I don’t have any specific recommendations on an automatic capture as it’s not a simple matter with so many links and no easily automatic way to determine which are desirable links. In fact, I am a proponent of curation, so converting chosen links would be what I suggest.

Do paywalled sites usually have this issue?

It’s not uncommon, especially since they want to protect their content.

How do I log in to an instance of the website in DEVONthink?

DEVONthink has a WebKit browser built in, so you can add a bookmark to a database and access the page just as you do in your normal web browser.

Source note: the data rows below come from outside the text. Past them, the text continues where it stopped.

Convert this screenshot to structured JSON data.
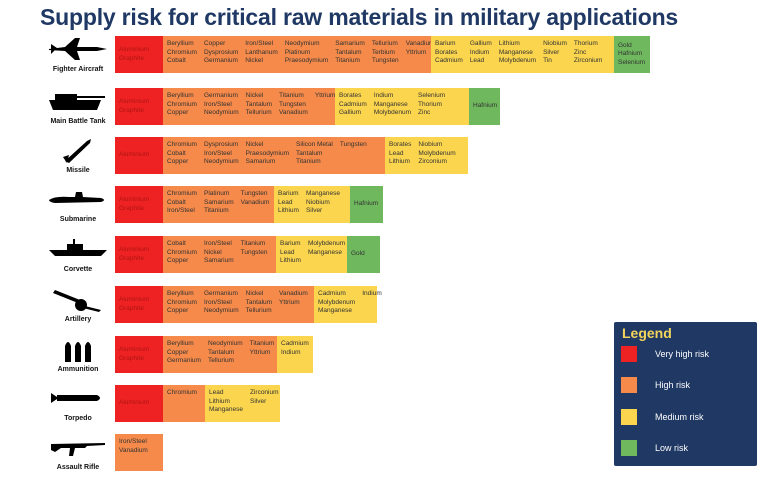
{
  "title": "Supply risk for critical raw materials in military applications",
  "colors": {
    "very_high": "#ee2222",
    "high": "#f58a4a",
    "medium": "#fbd54e",
    "low": "#6fb85e",
    "legend_bg": "#1f3864",
    "title": "#1f3864"
  },
  "legend": {
    "title": "Legend",
    "items": [
      {
        "label": "Very high risk",
        "color": "#ee2222"
      },
      {
        "label": "High risk",
        "color": "#f58a4a"
      },
      {
        "label": "Medium risk",
        "color": "#fbd54e"
      },
      {
        "label": "Low risk",
        "color": "#6fb85e"
      }
    ]
  },
  "chart_data": {
    "type": "table",
    "title": "Supply risk for critical raw materials in military applications",
    "rows": [
      {
        "application": "Fighter Aircraft",
        "icon": "fighter-jet-icon",
        "segments": [
          {
            "risk": "very_high",
            "columns": [
              [
                "Aluminium",
                "Graphite"
              ]
            ]
          },
          {
            "risk": "high",
            "columns": [
              [
                "Beryllium",
                "Chromium",
                "Cobalt"
              ],
              [
                "Copper",
                "Dysprosium",
                "Germanium"
              ],
              [
                "Iron/Steel",
                "Lanthanum",
                "Nickel"
              ],
              [
                "Neodymium",
                "Platinum",
                "Praesodymium"
              ],
              [
                "Samarium",
                "Tantalum",
                "Titanium"
              ],
              [
                "Tellurium",
                "Terbium",
                "Tungsten"
              ],
              [
                "Vanadium",
                "Yttrium"
              ]
            ]
          },
          {
            "risk": "medium",
            "columns": [
              [
                "Barium",
                "Borates",
                "Cadmium"
              ],
              [
                "Gallium",
                "Indium",
                "Lead"
              ],
              [
                "Lithium",
                "Manganese",
                "Molybdenum"
              ],
              [
                "Niobium",
                "Silver",
                "Tin"
              ],
              [
                "Thorium",
                "Zinc",
                "Zirconium"
              ]
            ]
          },
          {
            "risk": "low",
            "columns": [
              [
                "Gold",
                "Hafnium",
                "Selenium"
              ]
            ]
          }
        ]
      },
      {
        "application": "Main Battle Tank",
        "icon": "tank-icon",
        "segments": [
          {
            "risk": "very_high",
            "columns": [
              [
                "Aluminium",
                "Graphite"
              ]
            ]
          },
          {
            "risk": "high",
            "columns": [
              [
                "Beryllium",
                "Chromium",
                "Copper"
              ],
              [
                "Germanium",
                "Iron/Steel",
                "Neodymium"
              ],
              [
                "Nickel",
                "Tantalum",
                "Tellurium"
              ],
              [
                "Titanium",
                "Tungsten",
                "Vanadium"
              ],
              [
                "Yttrium"
              ]
            ]
          },
          {
            "risk": "medium",
            "columns": [
              [
                "Borates",
                "Cadmium",
                "Gallium"
              ],
              [
                "Indium",
                "Manganese",
                "Molybdenum"
              ],
              [
                "Selenium",
                "Thorium",
                "Zinc"
              ]
            ]
          },
          {
            "risk": "low",
            "columns": [
              [
                "Hafnium"
              ]
            ]
          }
        ]
      },
      {
        "application": "Missile",
        "icon": "missile-icon",
        "segments": [
          {
            "risk": "very_high",
            "columns": [
              [
                "Aluminium"
              ]
            ]
          },
          {
            "risk": "high",
            "columns": [
              [
                "Chromium",
                "Cobalt",
                "Copper"
              ],
              [
                "Dysprosium",
                "Iron/Steel",
                "Neodymium"
              ],
              [
                "Nickel",
                "Praesodymium",
                "Samarium"
              ],
              [
                "Silicon Metal",
                "Tantalum",
                "Titanium"
              ],
              [
                "Tungsten"
              ]
            ]
          },
          {
            "risk": "medium",
            "columns": [
              [
                "Borates",
                "Lead",
                "Lithium"
              ],
              [
                "Niobium",
                "Molybdenum",
                "Zirconium"
              ]
            ]
          }
        ]
      },
      {
        "application": "Submarine",
        "icon": "submarine-icon",
        "segments": [
          {
            "risk": "very_high",
            "columns": [
              [
                "Aluminium",
                "Graphite"
              ]
            ]
          },
          {
            "risk": "high",
            "columns": [
              [
                "Chromium",
                "Cobalt",
                "Iron/Steel"
              ],
              [
                "Platinum",
                "Samarium",
                "Titanium"
              ],
              [
                "Tungsten",
                "Vanadium"
              ]
            ]
          },
          {
            "risk": "medium",
            "columns": [
              [
                "Barium",
                "Lead",
                "Lithium"
              ],
              [
                "Manganese",
                "Niobium",
                "Silver"
              ]
            ]
          },
          {
            "risk": "low",
            "columns": [
              [
                "Hafnium"
              ]
            ]
          }
        ]
      },
      {
        "application": "Corvette",
        "icon": "corvette-icon",
        "segments": [
          {
            "risk": "very_high",
            "columns": [
              [
                "Aluminium",
                "Graphite"
              ]
            ]
          },
          {
            "risk": "high",
            "columns": [
              [
                "Cobalt",
                "Chromium",
                "Copper"
              ],
              [
                "Iron/Steel",
                "Nickel",
                "Samarium"
              ],
              [
                "Titanium",
                "Tungsten"
              ]
            ]
          },
          {
            "risk": "medium",
            "columns": [
              [
                "Barium",
                "Lead",
                "Lithium"
              ],
              [
                "Molybdenum",
                "Manganese"
              ]
            ]
          },
          {
            "risk": "low",
            "columns": [
              [
                "Gold"
              ]
            ]
          }
        ]
      },
      {
        "application": "Artillery",
        "icon": "artillery-icon",
        "segments": [
          {
            "risk": "very_high",
            "columns": [
              [
                "Aluminium",
                "Graphite"
              ]
            ]
          },
          {
            "risk": "high",
            "columns": [
              [
                "Beryllium",
                "Chromium",
                "Copper"
              ],
              [
                "Germanium",
                "Iron/Steel",
                "Neodymium"
              ],
              [
                "Nickel",
                "Tantalum",
                "Tellurium"
              ],
              [
                "Vanadium",
                "Yttrium"
              ]
            ]
          },
          {
            "risk": "medium",
            "columns": [
              [
                "Cadmium",
                "Molybdenum",
                "Manganese"
              ],
              [
                "Indium"
              ]
            ]
          }
        ]
      },
      {
        "application": "Ammunition",
        "icon": "ammunition-icon",
        "segments": [
          {
            "risk": "very_high",
            "columns": [
              [
                "Aluminium",
                "Graphite"
              ]
            ]
          },
          {
            "risk": "high",
            "columns": [
              [
                "Beryllium",
                "Copper",
                "Germanium"
              ],
              [
                "Neodymium",
                "Tantalum",
                "Tellurium"
              ],
              [
                "Titanium",
                "Yttrium"
              ]
            ]
          },
          {
            "risk": "medium",
            "columns": [
              [
                "Cadmium",
                "Indium"
              ]
            ]
          }
        ]
      },
      {
        "application": "Torpedo",
        "icon": "torpedo-icon",
        "segments": [
          {
            "risk": "very_high",
            "columns": [
              [
                "Aluminium"
              ]
            ]
          },
          {
            "risk": "high",
            "columns": [
              [
                "Chromium"
              ]
            ]
          },
          {
            "risk": "medium",
            "columns": [
              [
                "Lead",
                "Lithium",
                "Manganese"
              ],
              [
                "Zirconium",
                "Silver"
              ]
            ]
          }
        ]
      },
      {
        "application": "Assault Rifle",
        "icon": "rifle-icon",
        "segments": [
          {
            "risk": "high",
            "columns": [
              [
                "Iron/Steel",
                "Vanadium"
              ]
            ]
          }
        ]
      }
    ]
  }
}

Here is an example smart rule…

This is a controlled example using a targeted group where bookmarks are added or dropped. They are processed into PDFs in a destination group and the bookmark removed.

ssheth · May 20, 2020, 4:45pm

This is great! Thank you @BLUEFROG

BLUEFROG · May 20, 2020, 5:02pm

You’re very welcome

PS: In case you didn’t know, you can drag links from web pages and they’ll create bookmarks automatically. Check this out…

bookmarkdrag

jooz · May 20, 2020, 6:45pm

I actually had the same issue with exactly same website with the paywall. Thanks for sharing the tips @BLUEFROG I tried to replicate it but this does not seem to work for me.
This is what i configured:

And I am logged into the webpage in the DT webbrowser - i checked it in a separate tab.
But generated PDFs only include content up the paywall … @ssheth were you able to get this working for Peter’s webpage?

BLUEFROG · May 20, 2020, 8:02pm

It would depend on what the bookmark is linked to.
If it’s linked to paywalled data, we can’t control if the content can be clipped properly. It will vary site-to-site.

ssheth · May 21, 2020, 2:16am

Which website is this? I could get Club MacStories to process correctly but not Peter Attia’s paywalled section.

BLUEFROG · May 21, 2020, 6:03am

I just added the About page from his site. I can’t speak to any subscribed content on his site.

jooz · May 21, 2020, 2:25pm

Does not work for me with Peter Atttia’s website.

ssheth · May 26, 2020, 5:10pm

I can’t sign in to an instance of the Webkit browser from within DEVONthink and I’m getting very inconsistent results from saving the weblocations directly into DEVONthink from DEVONagent. Sometimes, I manage to download the full text in .md and in some instances, it hits the paywall.

Anyone have a bright idea of how to automate this?

BLUEFROG · May 26, 2020, 5:25pm

I can’t sign in to an instance of the Webkit browser from within DEVONthink

Please clarify what you mean by this.

ssheth · May 26, 2020, 5:27pm

Even when I download the web location/webarchive, if I try logging into the paywall, it opens up in Safari and not within DEVONthink.

BLUEFROG · May 26, 2020, 5:39pm

That is a regression in 3.5 that will be addressed in the next maintenance release. You can hold the Command key to open the link in a new tab.

Aurelius · May 26, 2020, 8:45pm

I download a lot of journal articles through my University’s library proxy, so this is something I have been wondering about for a while. Currently, I download the PDFs manually and then drag-and-drop them into DevonTHINK, as the web clipper is not logged into the proxy. But if there is a way for DevonTHINK to use the proxy and directly download the PDFs, that would be quite the time saver.

jooz · May 27, 2020, 6:14pm

My manual work-around is to use “Print” on a webpage (CTRL+P) > save as PDF > Save into DT Inbox which is in Finder.

BLUEFROG · May 28, 2020, 5:13am

Have you tried logging in and browsing the site directly in DEVONthink?